Summary: The story of the "King's Pines" and the impact they had on American history, mostly in New England.
My Thoughts: I know that our elementary and secondary school history books simplify the stories for us, and as we march forward in time, more will be left out; the history I learned in school will not be the same as even my own sons learn. And that's just a page count synopsis, having nothing to do with political influences as to what "should" be learned, and what shouldn't.
I've long known about the "King's Pines," that prior to the Revolution the King of England claimed the tallest, straightest white pine trees in New England for his own, for "mastidge" for Royal Navy ships. Yet, I did not know how deeply the story ran.

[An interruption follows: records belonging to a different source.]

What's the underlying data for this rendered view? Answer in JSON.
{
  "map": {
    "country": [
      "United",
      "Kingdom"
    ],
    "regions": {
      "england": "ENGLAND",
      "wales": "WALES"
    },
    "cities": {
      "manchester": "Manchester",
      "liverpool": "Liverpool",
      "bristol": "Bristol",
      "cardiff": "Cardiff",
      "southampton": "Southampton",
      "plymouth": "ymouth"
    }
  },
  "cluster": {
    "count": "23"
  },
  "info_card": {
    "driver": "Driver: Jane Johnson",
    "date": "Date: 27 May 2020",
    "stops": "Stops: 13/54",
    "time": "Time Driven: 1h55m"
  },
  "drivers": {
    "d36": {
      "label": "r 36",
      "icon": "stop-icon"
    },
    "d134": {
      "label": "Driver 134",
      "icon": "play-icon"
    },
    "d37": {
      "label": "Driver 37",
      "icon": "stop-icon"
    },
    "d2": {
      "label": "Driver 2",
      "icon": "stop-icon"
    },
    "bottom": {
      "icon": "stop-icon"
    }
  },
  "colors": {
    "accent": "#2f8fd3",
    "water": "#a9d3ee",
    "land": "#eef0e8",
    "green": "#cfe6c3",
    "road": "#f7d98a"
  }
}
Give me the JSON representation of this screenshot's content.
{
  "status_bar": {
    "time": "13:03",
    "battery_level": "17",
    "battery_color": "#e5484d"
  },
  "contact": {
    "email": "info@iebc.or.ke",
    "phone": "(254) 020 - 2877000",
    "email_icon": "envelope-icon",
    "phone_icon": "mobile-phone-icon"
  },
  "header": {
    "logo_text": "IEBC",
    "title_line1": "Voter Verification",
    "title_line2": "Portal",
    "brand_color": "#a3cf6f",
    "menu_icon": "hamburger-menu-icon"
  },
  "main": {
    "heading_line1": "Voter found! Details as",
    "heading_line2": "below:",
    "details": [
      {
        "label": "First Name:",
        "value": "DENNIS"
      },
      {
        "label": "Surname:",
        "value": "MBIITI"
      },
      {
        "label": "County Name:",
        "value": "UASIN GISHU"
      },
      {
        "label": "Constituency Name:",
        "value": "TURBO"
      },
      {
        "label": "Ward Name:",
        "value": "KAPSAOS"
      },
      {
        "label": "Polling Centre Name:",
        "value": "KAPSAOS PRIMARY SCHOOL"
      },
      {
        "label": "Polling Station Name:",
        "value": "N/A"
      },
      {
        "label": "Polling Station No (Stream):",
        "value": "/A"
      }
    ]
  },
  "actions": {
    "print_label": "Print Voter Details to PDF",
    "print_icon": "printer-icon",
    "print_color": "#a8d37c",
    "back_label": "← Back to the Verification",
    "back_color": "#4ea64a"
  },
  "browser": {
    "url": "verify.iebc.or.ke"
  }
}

As with anything else in colonial times, there was a price to be paid for making such claims. The King believed the trees belonged to him. The colonists believed that they had their right to lands granted to them and that no trees should be exempted from that. There was too much to be lost. A mast for a Royal Navy ship might be more valuable (in sale price) as a mast on a merchant vessel. The colonials rebelled, as early as the 1600s and right on through the Revolution.
Vietze brings us through a multi-century journey with the White Pine as the focal point. He explains how and when violence erupted in the conflict between crown and colony over the trees, why logging communities came and went, and how the industry shaped - literally, on maps - our oldest towns in New Hampshire and Maine. And he explains how the White Pine became the symbol of New England, even flying on a flag that was supposedly flown at the Battle of Bunker Hill.
He brings the story up to the modern day, tracing how one company is even fishing old logged trees out of river bottoms for reuse today.
I wonder if any of the old signs exist today, if a tree struck with the King's marker, a three-ax-chop arrow, still stands today? I'm willing to walk the woods of New England to find out.